Jean-Baptiste Colbert reputedly said: "The art of taxation consists in so plucking the goose as to procure the largest quantity of feathers with the least possible amount of hissing".
The Centre for Economic Justice at the Institute for Public Policy Research (IPPR) has had a good go at producing a hissless pluck in its latest work "Just Tax: reforming the taxation of income from wealth and work".
Tax gains as income
Their first suggestion is to bring capital gains into the calculation of income tax rather than keeping CGT as a separate tax.
As the IPPR put it, "income from wealth should be taxed the same as income from work." Why should we be taxed at one rate if someone pays us £100 for digging a ditch, and at a different and lower rate for sitting at home while someone pays us a £100 dividend on shares?
Indeed, we might consider the tax rate for profiting from doing practically nothing ought reasonably to be higher than for working. Who remembers Investment Income Surcharge from the seventies? Tax policy making has a very short memory.
The authors suggest this change might involve the inclusion of either an indexation allowance or a "rate of return" allowance based on bond yields, but they also model the impact of no inflation allowance for capital gains at all.
If you think about it, no one reduces your income tax rate to account for inflation when you get a cost of living pay rise.
The IPPR proposes "a formula-based system for income tax, with a single, gradually-rising tax schedule which is applied to all sources of income regardless of origin."
What this appears to mean is the abolition of NICs and their replacement with a combined income-and-NICs tax. Given the conceptual leap of making Universal Credit claimants undertake tasks "in exchange for your benefits" the concept of "national insurance" has probably already been consigned to history.
The IPPR paper takes no account of the concept of contributory national insurance, but I suspect any realistic proposals to enact their recommended change might reignite this particular discussion.
Income tax rates
The IPPR paper includes some interesting modelling of the current cliff edges in tax rates (accepting for the moment the idea of NICs as a tax) that result from the different "units" of current taxation.
These cliff edges occur due to the different definitions of income and different thresholds for tax and NICs. The modelling looks at the proposals put forward in the last Labour and Lib Dem manifestos and their own ideas.
The IPPR arguments have some merit, particularly as the impact seems to be positive for everyone except the very wealthiest and the "smoothing" of the rate of increase is much easier to explain.
Strengths and weaknesses
The strength of the IPPR paper is in their modelling of the financial results from the tax changes they propose. Who wouldn't want a relatively painless £143bn increase in the tax take?
The weakness is that they set out their data sources and the assumptions they have made, which is the correct approach. However, this makes it relatively easy to spot when those assumptions are actually built on straw.
The HMRC data simply doesn't have the granularity necessary to model for every eventuality, including behavioural changes. I suspect this is also the case with the Treasury's own modelling.

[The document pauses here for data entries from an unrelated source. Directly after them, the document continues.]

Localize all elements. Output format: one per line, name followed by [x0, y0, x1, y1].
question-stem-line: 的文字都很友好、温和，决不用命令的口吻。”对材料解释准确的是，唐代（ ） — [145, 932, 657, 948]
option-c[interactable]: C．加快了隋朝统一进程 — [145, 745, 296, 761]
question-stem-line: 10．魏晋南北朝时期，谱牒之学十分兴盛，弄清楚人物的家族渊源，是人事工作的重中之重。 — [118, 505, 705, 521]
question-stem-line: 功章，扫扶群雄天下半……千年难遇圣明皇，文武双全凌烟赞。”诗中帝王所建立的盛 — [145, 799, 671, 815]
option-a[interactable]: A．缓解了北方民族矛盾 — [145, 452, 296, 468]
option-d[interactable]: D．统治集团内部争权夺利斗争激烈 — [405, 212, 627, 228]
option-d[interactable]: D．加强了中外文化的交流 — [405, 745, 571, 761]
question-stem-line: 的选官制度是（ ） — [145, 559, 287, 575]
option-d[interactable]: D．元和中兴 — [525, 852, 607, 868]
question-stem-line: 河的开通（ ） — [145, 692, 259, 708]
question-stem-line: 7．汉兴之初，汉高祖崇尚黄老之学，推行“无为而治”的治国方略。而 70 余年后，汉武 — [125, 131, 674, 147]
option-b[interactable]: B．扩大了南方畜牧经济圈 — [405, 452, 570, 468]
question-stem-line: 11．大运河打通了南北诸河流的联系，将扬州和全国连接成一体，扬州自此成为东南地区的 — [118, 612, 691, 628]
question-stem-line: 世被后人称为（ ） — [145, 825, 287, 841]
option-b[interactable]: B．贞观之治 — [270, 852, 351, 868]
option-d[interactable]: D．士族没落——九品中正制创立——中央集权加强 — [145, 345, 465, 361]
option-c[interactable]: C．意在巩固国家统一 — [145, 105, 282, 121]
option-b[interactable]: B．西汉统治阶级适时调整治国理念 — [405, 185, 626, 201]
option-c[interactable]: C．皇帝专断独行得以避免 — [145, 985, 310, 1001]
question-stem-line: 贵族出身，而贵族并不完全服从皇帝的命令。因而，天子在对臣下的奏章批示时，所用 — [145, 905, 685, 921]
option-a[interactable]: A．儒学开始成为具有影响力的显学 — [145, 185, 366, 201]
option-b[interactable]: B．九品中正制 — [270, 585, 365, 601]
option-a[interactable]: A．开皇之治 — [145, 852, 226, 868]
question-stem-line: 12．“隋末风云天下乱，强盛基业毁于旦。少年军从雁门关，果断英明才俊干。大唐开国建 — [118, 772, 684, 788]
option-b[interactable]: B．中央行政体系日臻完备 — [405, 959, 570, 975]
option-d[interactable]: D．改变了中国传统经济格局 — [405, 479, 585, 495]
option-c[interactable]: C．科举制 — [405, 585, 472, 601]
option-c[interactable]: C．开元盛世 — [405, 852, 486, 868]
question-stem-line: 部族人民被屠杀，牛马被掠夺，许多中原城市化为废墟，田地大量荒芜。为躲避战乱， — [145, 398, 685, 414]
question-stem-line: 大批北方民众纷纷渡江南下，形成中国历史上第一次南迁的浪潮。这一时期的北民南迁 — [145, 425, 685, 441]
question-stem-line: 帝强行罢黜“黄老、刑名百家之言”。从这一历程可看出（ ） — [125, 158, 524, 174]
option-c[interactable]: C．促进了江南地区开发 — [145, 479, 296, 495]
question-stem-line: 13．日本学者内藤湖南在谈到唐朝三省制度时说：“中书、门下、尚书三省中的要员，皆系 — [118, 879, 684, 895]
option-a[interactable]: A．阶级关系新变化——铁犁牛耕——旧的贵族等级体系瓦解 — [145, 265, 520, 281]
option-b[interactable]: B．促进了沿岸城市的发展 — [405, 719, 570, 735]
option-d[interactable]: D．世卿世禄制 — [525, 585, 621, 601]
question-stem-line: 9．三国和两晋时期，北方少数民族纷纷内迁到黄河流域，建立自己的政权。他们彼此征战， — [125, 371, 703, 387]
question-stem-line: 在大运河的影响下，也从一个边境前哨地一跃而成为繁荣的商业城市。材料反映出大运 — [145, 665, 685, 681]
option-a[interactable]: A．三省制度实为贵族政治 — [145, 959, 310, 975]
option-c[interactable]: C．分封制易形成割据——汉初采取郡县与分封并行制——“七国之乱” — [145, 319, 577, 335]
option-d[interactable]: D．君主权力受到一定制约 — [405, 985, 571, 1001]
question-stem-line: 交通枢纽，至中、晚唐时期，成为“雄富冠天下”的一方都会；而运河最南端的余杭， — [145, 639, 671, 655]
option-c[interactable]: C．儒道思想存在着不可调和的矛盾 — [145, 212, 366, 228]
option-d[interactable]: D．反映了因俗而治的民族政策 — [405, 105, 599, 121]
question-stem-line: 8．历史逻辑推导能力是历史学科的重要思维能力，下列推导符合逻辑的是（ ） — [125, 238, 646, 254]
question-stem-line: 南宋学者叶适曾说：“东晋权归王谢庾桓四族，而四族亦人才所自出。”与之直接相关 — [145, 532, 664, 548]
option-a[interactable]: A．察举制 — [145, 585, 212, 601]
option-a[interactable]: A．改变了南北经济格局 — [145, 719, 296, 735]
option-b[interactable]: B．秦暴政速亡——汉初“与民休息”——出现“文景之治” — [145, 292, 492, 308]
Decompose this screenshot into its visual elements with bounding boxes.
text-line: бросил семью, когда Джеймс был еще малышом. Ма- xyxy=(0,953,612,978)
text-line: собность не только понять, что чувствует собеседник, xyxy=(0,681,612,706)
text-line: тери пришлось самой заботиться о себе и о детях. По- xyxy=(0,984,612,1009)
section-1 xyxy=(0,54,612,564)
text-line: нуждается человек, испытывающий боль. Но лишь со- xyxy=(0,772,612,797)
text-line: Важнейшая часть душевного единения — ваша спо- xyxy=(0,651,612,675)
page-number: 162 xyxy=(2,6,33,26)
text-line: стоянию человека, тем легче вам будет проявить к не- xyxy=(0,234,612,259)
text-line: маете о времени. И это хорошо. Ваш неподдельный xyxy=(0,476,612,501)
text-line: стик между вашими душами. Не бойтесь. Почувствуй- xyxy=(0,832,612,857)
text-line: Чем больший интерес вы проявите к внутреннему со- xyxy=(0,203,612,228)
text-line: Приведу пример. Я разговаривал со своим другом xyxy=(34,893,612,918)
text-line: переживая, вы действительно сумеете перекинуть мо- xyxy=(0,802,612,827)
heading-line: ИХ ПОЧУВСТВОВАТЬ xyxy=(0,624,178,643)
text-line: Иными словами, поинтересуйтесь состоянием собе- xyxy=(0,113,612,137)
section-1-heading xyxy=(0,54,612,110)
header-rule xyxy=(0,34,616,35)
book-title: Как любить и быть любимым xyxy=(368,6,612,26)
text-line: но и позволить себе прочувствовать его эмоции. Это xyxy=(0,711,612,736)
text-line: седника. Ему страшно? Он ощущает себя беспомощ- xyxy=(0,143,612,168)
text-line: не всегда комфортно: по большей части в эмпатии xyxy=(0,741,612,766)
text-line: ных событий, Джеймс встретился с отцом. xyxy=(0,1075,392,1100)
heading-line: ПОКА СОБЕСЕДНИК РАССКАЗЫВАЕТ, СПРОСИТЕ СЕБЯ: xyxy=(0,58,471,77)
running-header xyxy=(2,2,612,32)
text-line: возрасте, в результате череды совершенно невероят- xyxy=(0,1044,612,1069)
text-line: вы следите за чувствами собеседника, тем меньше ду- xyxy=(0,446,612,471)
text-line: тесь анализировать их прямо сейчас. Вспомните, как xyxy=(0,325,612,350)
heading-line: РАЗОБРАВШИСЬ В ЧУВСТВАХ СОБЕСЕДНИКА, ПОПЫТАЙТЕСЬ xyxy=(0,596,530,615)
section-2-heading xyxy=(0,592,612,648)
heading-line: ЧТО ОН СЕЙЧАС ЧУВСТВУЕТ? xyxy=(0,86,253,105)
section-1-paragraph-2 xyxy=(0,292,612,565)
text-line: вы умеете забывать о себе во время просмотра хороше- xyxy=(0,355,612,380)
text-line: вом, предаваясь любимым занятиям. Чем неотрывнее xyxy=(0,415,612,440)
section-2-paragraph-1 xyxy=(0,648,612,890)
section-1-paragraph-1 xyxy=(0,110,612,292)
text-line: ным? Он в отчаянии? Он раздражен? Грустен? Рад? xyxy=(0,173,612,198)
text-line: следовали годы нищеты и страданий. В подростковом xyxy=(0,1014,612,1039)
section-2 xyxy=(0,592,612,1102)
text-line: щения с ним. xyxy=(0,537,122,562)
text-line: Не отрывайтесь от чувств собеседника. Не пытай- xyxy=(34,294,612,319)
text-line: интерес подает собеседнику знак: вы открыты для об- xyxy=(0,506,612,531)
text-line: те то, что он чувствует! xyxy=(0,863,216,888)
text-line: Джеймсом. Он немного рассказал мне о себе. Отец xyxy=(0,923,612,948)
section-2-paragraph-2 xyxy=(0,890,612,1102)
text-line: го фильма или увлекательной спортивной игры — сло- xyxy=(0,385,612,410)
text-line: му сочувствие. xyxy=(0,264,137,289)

On the whole, this IPPR paper is a good attempt at reconciling the desire for a larger tax take with the proviso that this doesn't mean one having to pay anything more oneself.
The proposals are sensible, achievable and costed, which should mean they are on any government's radar. They would also represent the most radical simplification of the tax system for years.
Are we taking bets on whether any government will adopt them?